Sculture ma anche dipinti che si inseriscono nel filone dell’arte materica e danno conto dell’attuale ricerca del maestro tesa a rappresentare quello che si nasconde dentro il corpo umano. 'Immagini' respingenti e magnetiche che palesano il desiderio dell'artista di sperimentare nuove tecniche e di creare singolari metafore.

“Il mio lavoro di questi ultimi anni ricorda quello di un archeologo. L'unica differenza e’ che io ho scavato oltre la pelle. Ero interessato ad osservare e a riprodurre quello che vi era dietro. Come un chirurgo ho dunque aperto i tessuti superficiali e ho iniziato a scavare,” spiega Kapoor, insignito nel 2011 del prestigioso Premium Imperial.

img_6687_400

Utilizzando resine, cera, silicone e strati di pittura tutti nella gamma del rosso e del bianco, l'artista ha cosi' dato vita a vivide masse informi che ricordano carni martoriate e smembrate dove affiorano muscoli, vene, viscere, organi. Lavori di forte impatto che sanno di vita e di morte al contempo e si pongono come una rilettura letterale e metaforica del fascinoso tema della carne e del sangue, una rappresentazione con cui diversi artisti di ieri e di oggi si sono misurati, come lo stesso Kapoor sottolinea.
“Sono sempre stato attratto dall'astrazione e in questo caso non posso negare di aver guardato ai lavori di diversi artisti, soprattutto italiani, tra cui Alberto Burri, Lucio Fontana, Leoncillo e, per alcuni versi, anche Merz. Le opere qui esposte possono in fondo essere viste come delle conversazioni con questi artisti,” afferma Kapoor.

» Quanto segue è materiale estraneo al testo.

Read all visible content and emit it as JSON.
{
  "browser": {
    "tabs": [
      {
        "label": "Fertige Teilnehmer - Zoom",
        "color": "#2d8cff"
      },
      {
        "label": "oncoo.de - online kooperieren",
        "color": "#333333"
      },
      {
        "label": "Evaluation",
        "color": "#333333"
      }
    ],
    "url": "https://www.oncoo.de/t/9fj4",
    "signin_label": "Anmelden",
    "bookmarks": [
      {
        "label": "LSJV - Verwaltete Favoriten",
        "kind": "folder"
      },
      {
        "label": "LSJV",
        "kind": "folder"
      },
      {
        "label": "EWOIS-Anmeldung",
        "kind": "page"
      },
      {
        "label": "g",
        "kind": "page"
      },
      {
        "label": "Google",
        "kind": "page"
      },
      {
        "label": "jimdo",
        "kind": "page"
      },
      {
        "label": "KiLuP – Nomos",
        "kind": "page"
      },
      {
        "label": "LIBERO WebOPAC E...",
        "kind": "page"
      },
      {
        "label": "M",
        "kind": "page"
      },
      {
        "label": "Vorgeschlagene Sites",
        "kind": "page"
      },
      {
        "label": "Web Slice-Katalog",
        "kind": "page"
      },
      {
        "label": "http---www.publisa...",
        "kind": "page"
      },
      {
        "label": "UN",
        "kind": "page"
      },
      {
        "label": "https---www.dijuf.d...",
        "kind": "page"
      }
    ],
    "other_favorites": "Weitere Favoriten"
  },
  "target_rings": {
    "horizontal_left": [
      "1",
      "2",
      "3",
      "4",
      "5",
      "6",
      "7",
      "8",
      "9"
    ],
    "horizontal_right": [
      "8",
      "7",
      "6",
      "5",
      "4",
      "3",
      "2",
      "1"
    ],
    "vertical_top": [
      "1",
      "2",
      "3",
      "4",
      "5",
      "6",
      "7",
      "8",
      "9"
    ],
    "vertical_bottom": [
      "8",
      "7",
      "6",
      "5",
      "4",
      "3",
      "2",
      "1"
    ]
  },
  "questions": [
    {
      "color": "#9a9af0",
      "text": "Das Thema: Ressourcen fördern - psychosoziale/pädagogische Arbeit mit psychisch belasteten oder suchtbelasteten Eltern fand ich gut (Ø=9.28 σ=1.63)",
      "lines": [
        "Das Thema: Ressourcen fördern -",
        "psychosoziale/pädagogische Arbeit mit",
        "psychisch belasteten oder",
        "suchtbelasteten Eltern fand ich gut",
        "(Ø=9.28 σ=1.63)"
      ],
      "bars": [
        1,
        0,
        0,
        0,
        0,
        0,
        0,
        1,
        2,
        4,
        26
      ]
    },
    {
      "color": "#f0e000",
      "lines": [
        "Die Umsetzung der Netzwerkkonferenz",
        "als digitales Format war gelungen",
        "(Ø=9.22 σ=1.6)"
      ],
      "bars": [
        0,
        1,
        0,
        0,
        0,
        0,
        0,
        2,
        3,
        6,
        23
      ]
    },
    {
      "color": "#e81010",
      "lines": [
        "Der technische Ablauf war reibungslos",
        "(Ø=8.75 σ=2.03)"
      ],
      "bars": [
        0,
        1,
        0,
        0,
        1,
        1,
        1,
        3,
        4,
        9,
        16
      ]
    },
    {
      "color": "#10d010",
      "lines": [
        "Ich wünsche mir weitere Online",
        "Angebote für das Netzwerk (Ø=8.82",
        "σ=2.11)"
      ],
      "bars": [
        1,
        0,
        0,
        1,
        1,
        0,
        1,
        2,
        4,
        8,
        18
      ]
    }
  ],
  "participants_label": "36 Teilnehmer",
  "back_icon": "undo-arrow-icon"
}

Curata da Mario Codognato, la mostra allinea in un unico grande ambiente opere di diverso formato tra cui la monumentale struttura rossa “Sectional Body Preparing for Monadic Singularity”, esposta l’anno scorso nel parco della Reggia di Versailles e il trittico "Internal Objects in Three Parts" (2013-15), un vivido impasto realizzato in silicone, dipinto e cera, presentato quest'anno al Rijksmuseum di Amsterdam accanto ai dipinti di Rembrandt.
Da segnalare 'Unborn’ una massa indistinta di silicone che come suggerisce il titolo non giungera' mai a compimento; ‘Inner stuff’ una materia informe ricoperta da una sottile garza, e ancora ‘Dissection’ una tela strappata da cui emerge un abisso rosso.
Non mancano lungo il percorso due lavori old style, quasi a ricordarci la doppia anima che convive nella produzione artistica di Kapoor: 'Mirror’, un grande tondo specchiante in alluminio che sfuma dal rosso al nero, e 'Corner disappearing into itself’ una scultura angolare lucente in vetroresina e oro.